The Drawdown

Investors and funds will both be familiar with the limited partnership agreement (LPA). After all, the LPA is the key legal document governing the relationship between investors and the funds they invest into. Yet, despite its significance for the sector, for years there has been no consistent form of LPA in the market. This has now changed. The Institutional Limited Partners Association (ILPA), the body that represents investors who invest into funds, recently released its Model Limited Partnership Agreement (LPA) for the private equity industry. Thanks to the release of the Model LPA, there is now a template available that can serve as a base document for private equity fund launches.

Authors: Leon Stephenson

However, as the form of the LPA and the provisions within it are so important to any lender who would like to provide a fund level subscription line facility, the content of the ILPA Model LPA as an intended template for the industry must be considered. This article discusses some of the areas where the ILPA Model LPA addresses concerns of lenders, and other areas where it does not.
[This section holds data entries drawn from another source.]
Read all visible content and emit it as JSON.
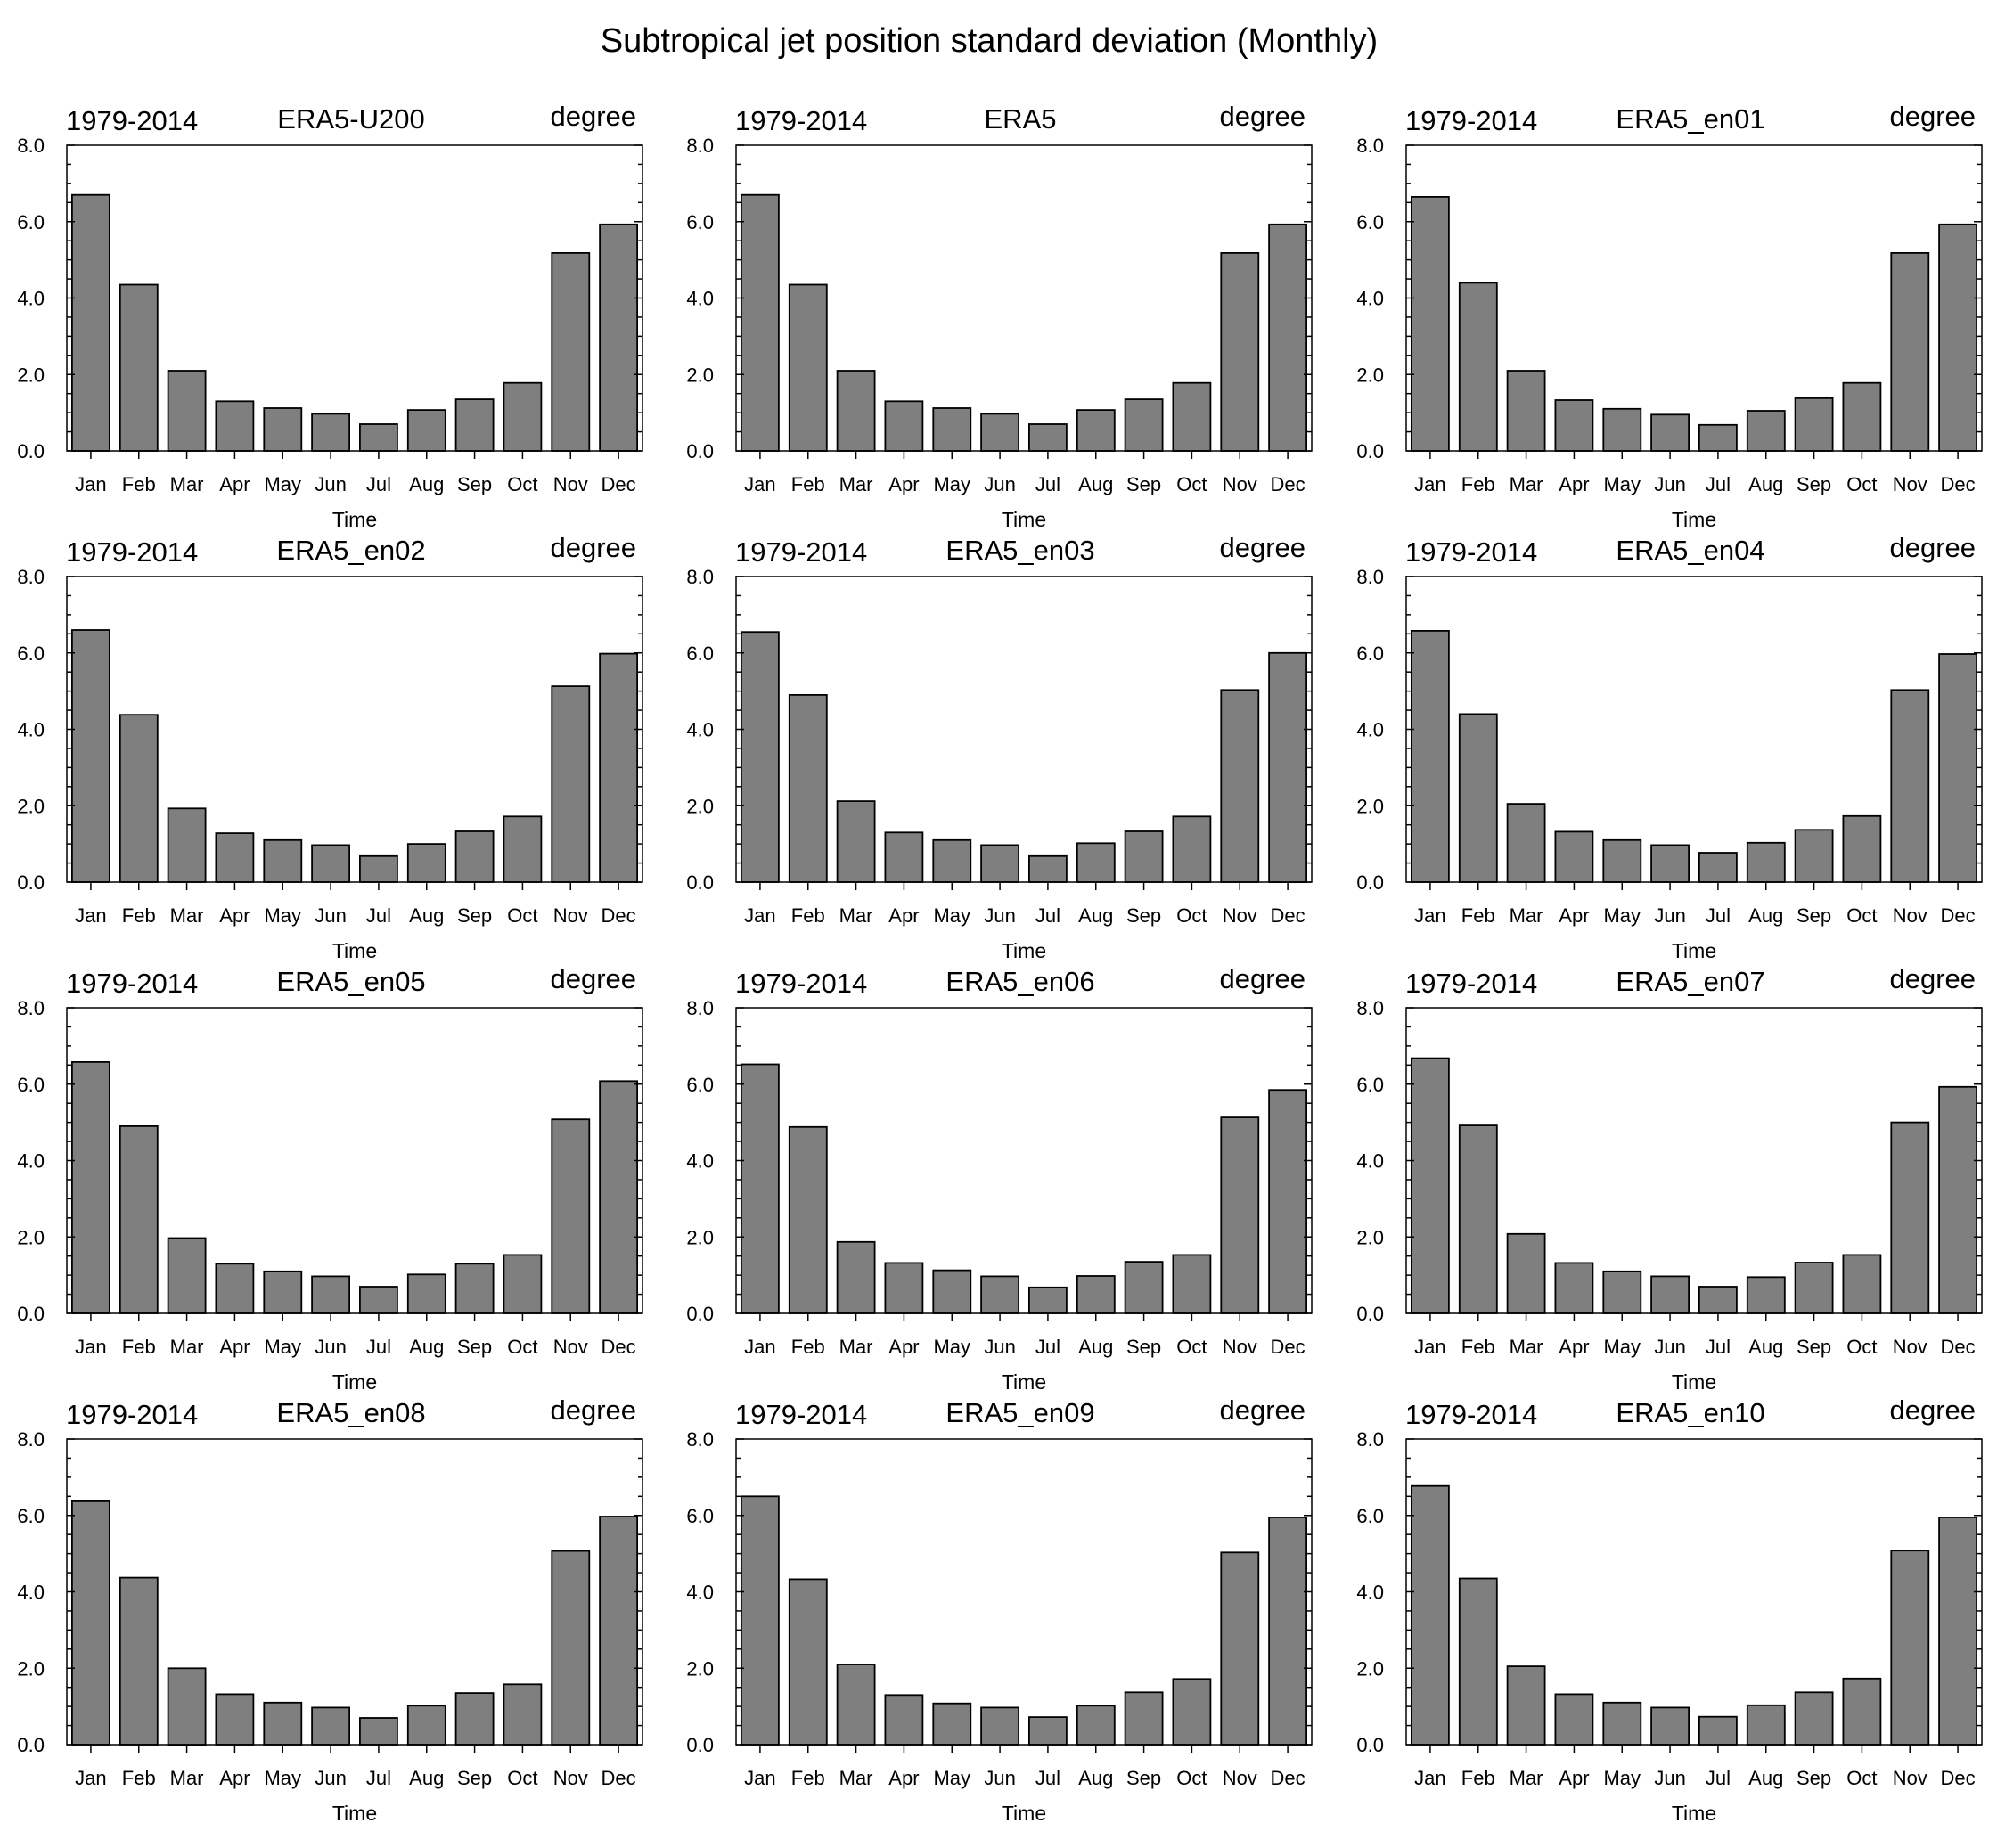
{
  "figure_title": "Subtropical jet position standard deviation (Monthly)",
  "colors": {
    "bar_fill": "#7f7f7f",
    "bar_edge": "#000000",
    "background": "#ffffff"
  },
  "chart_data": [
    {
      "type": "bar",
      "left_label": "1979-2014",
      "title": "ERA5-U200",
      "right_label": "degree",
      "xlabel": "Time",
      "ylabel": "",
      "ylim": [
        0,
        8
      ],
      "yticks": [
        "0.0",
        "2.0",
        "4.0",
        "6.0",
        "8.0"
      ],
      "categories": [
        "Jan",
        "Feb",
        "Mar",
        "Apr",
        "May",
        "Jun",
        "Jul",
        "Aug",
        "Sep",
        "Oct",
        "Nov",
        "Dec"
      ],
      "values": [
        6.7,
        4.35,
        2.1,
        1.3,
        1.12,
        0.97,
        0.7,
        1.07,
        1.35,
        1.78,
        5.18,
        5.93
      ]
    },
    {
      "type": "bar",
      "left_label": "1979-2014",
      "title": "ERA5",
      "right_label": "degree",
      "xlabel": "Time",
      "ylabel": "",
      "ylim": [
        0,
        8
      ],
      "yticks": [
        "0.0",
        "2.0",
        "4.0",
        "6.0",
        "8.0"
      ],
      "categories": [
        "Jan",
        "Feb",
        "Mar",
        "Apr",
        "May",
        "Jun",
        "Jul",
        "Aug",
        "Sep",
        "Oct",
        "Nov",
        "Dec"
      ],
      "values": [
        6.7,
        4.35,
        2.1,
        1.3,
        1.12,
        0.97,
        0.7,
        1.07,
        1.35,
        1.78,
        5.18,
        5.93
      ]
    },
    {
      "type": "bar",
      "left_label": "1979-2014",
      "title": "ERA5_en01",
      "right_label": "degree",
      "xlabel": "Time",
      "ylabel": "",
      "ylim": [
        0,
        8
      ],
      "yticks": [
        "0.0",
        "2.0",
        "4.0",
        "6.0",
        "8.0"
      ],
      "categories": [
        "Jan",
        "Feb",
        "Mar",
        "Apr",
        "May",
        "Jun",
        "Jul",
        "Aug",
        "Sep",
        "Oct",
        "Nov",
        "Dec"
      ],
      "values": [
        6.65,
        4.4,
        2.1,
        1.33,
        1.1,
        0.95,
        0.68,
        1.05,
        1.38,
        1.78,
        5.18,
        5.93
      ]
    },
    {
      "type": "bar",
      "left_label": "1979-2014",
      "title": "ERA5_en02",
      "right_label": "degree",
      "xlabel": "Time",
      "ylabel": "",
      "ylim": [
        0,
        8
      ],
      "yticks": [
        "0.0",
        "2.0",
        "4.0",
        "6.0",
        "8.0"
      ],
      "categories": [
        "Jan",
        "Feb",
        "Mar",
        "Apr",
        "May",
        "Jun",
        "Jul",
        "Aug",
        "Sep",
        "Oct",
        "Nov",
        "Dec"
      ],
      "values": [
        6.6,
        4.38,
        1.93,
        1.28,
        1.1,
        0.97,
        0.68,
        1.0,
        1.33,
        1.72,
        5.13,
        5.98
      ]
    },
    {
      "type": "bar",
      "left_label": "1979-2014",
      "title": "ERA5_en03",
      "right_label": "degree",
      "xlabel": "Time",
      "ylabel": "",
      "ylim": [
        0,
        8
      ],
      "yticks": [
        "0.0",
        "2.0",
        "4.0",
        "6.0",
        "8.0"
      ],
      "categories": [
        "Jan",
        "Feb",
        "Mar",
        "Apr",
        "May",
        "Jun",
        "Jul",
        "Aug",
        "Sep",
        "Oct",
        "Nov",
        "Dec"
      ],
      "values": [
        6.55,
        4.9,
        2.12,
        1.3,
        1.1,
        0.97,
        0.68,
        1.02,
        1.33,
        1.72,
        5.03,
        6.0
      ]
    },
    {
      "type": "bar",
      "left_label": "1979-2014",
      "title": "ERA5_en04",
      "right_label": "degree",
      "xlabel": "Time",
      "ylabel": "",
      "ylim": [
        0,
        8
      ],
      "yticks": [
        "0.0",
        "2.0",
        "4.0",
        "6.0",
        "8.0"
      ],
      "categories": [
        "Jan",
        "Feb",
        "Mar",
        "Apr",
        "May",
        "Jun",
        "Jul",
        "Aug",
        "Sep",
        "Oct",
        "Nov",
        "Dec"
      ],
      "values": [
        6.58,
        4.4,
        2.05,
        1.32,
        1.1,
        0.97,
        0.77,
        1.03,
        1.37,
        1.73,
        5.03,
        5.97
      ]
    },
    {
      "type": "bar",
      "left_label": "1979-2014",
      "title": "ERA5_en05",
      "right_label": "degree",
      "xlabel": "Time",
      "ylabel": "",
      "ylim": [
        0,
        8
      ],
      "yticks": [
        "0.0",
        "2.0",
        "4.0",
        "6.0",
        "8.0"
      ],
      "categories": [
        "Jan",
        "Feb",
        "Mar",
        "Apr",
        "May",
        "Jun",
        "Jul",
        "Aug",
        "Sep",
        "Oct",
        "Nov",
        "Dec"
      ],
      "values": [
        6.58,
        4.9,
        1.97,
        1.3,
        1.1,
        0.97,
        0.7,
        1.02,
        1.3,
        1.53,
        5.08,
        6.08
      ]
    },
    {
      "type": "bar",
      "left_label": "1979-2014",
      "title": "ERA5_en06",
      "right_label": "degree",
      "xlabel": "Time",
      "ylabel": "",
      "ylim": [
        0,
        8
      ],
      "yticks": [
        "0.0",
        "2.0",
        "4.0",
        "6.0",
        "8.0"
      ],
      "categories": [
        "Jan",
        "Feb",
        "Mar",
        "Apr",
        "May",
        "Jun",
        "Jul",
        "Aug",
        "Sep",
        "Oct",
        "Nov",
        "Dec"
      ],
      "values": [
        6.52,
        4.88,
        1.87,
        1.32,
        1.13,
        0.97,
        0.68,
        0.98,
        1.35,
        1.53,
        5.13,
        5.85
      ]
    },
    {
      "type": "bar",
      "left_label": "1979-2014",
      "title": "ERA5_en07",
      "right_label": "degree",
      "xlabel": "Time",
      "ylabel": "",
      "ylim": [
        0,
        8
      ],
      "yticks": [
        "0.0",
        "2.0",
        "4.0",
        "6.0",
        "8.0"
      ],
      "categories": [
        "Jan",
        "Feb",
        "Mar",
        "Apr",
        "May",
        "Jun",
        "Jul",
        "Aug",
        "Sep",
        "Oct",
        "Nov",
        "Dec"
      ],
      "values": [
        6.68,
        4.92,
        2.08,
        1.32,
        1.1,
        0.97,
        0.7,
        0.95,
        1.33,
        1.53,
        5.0,
        5.93
      ]
    },
    {
      "type": "bar",
      "left_label": "1979-2014",
      "title": "ERA5_en08",
      "right_label": "degree",
      "xlabel": "Time",
      "ylabel": "",
      "ylim": [
        0,
        8
      ],
      "yticks": [
        "0.0",
        "2.0",
        "4.0",
        "6.0",
        "8.0"
      ],
      "categories": [
        "Jan",
        "Feb",
        "Mar",
        "Apr",
        "May",
        "Jun",
        "Jul",
        "Aug",
        "Sep",
        "Oct",
        "Nov",
        "Dec"
      ],
      "values": [
        6.37,
        4.37,
        2.0,
        1.32,
        1.1,
        0.97,
        0.7,
        1.02,
        1.35,
        1.58,
        5.07,
        5.97
      ]
    },
    {
      "type": "bar",
      "left_label": "1979-2014",
      "title": "ERA5_en09",
      "right_label": "degree",
      "xlabel": "Time",
      "ylabel": "",
      "ylim": [
        0,
        8
      ],
      "yticks": [
        "0.0",
        "2.0",
        "4.0",
        "6.0",
        "8.0"
      ],
      "categories": [
        "Jan",
        "Feb",
        "Mar",
        "Apr",
        "May",
        "Jun",
        "Jul",
        "Aug",
        "Sep",
        "Oct",
        "Nov",
        "Dec"
      ],
      "values": [
        6.5,
        4.33,
        2.1,
        1.3,
        1.08,
        0.97,
        0.72,
        1.02,
        1.37,
        1.72,
        5.03,
        5.95
      ]
    },
    {
      "type": "bar",
      "left_label": "1979-2014",
      "title": "ERA5_en10",
      "right_label": "degree",
      "xlabel": "Time",
      "ylabel": "",
      "ylim": [
        0,
        8
      ],
      "yticks": [
        "0.0",
        "2.0",
        "4.0",
        "6.0",
        "8.0"
      ],
      "categories": [
        "Jan",
        "Feb",
        "Mar",
        "Apr",
        "May",
        "Jun",
        "Jul",
        "Aug",
        "Sep",
        "Oct",
        "Nov",
        "Dec"
      ],
      "values": [
        6.77,
        4.35,
        2.05,
        1.32,
        1.1,
        0.97,
        0.73,
        1.03,
        1.37,
        1.73,
        5.08,
        5.95
      ]
    }
  ]
}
Power to borrow and give security

Under the Model LPA all borrowings, issuance of guarantees and financial indebtedness of the fund are limited to a duration of 6 months and 15% of total commitments (unless advisory committee consent is obtained). This is restrictive as a number of fund finance facilities have longer maturity periods. It is disappointing that ILPA felt it necessary to build in this restriction, as the market generally accepts that short-term borrowings include facilities that allow for loans outstanding for up to 12 months.

Recallable Capital

As is normal in the industry, the general partner (GP) has the right to issue drawdown notices to each limited partner on 10 business days’ advance notice. In addition, there are provisions that state that undrawn commitments of limited partners are increased by distributions made to them subject to customary caps and restrictions. The provision of this “recallable” capital is becoming more and more frequent in LPAs and lenders are increasingly able to lend against such recallable capital.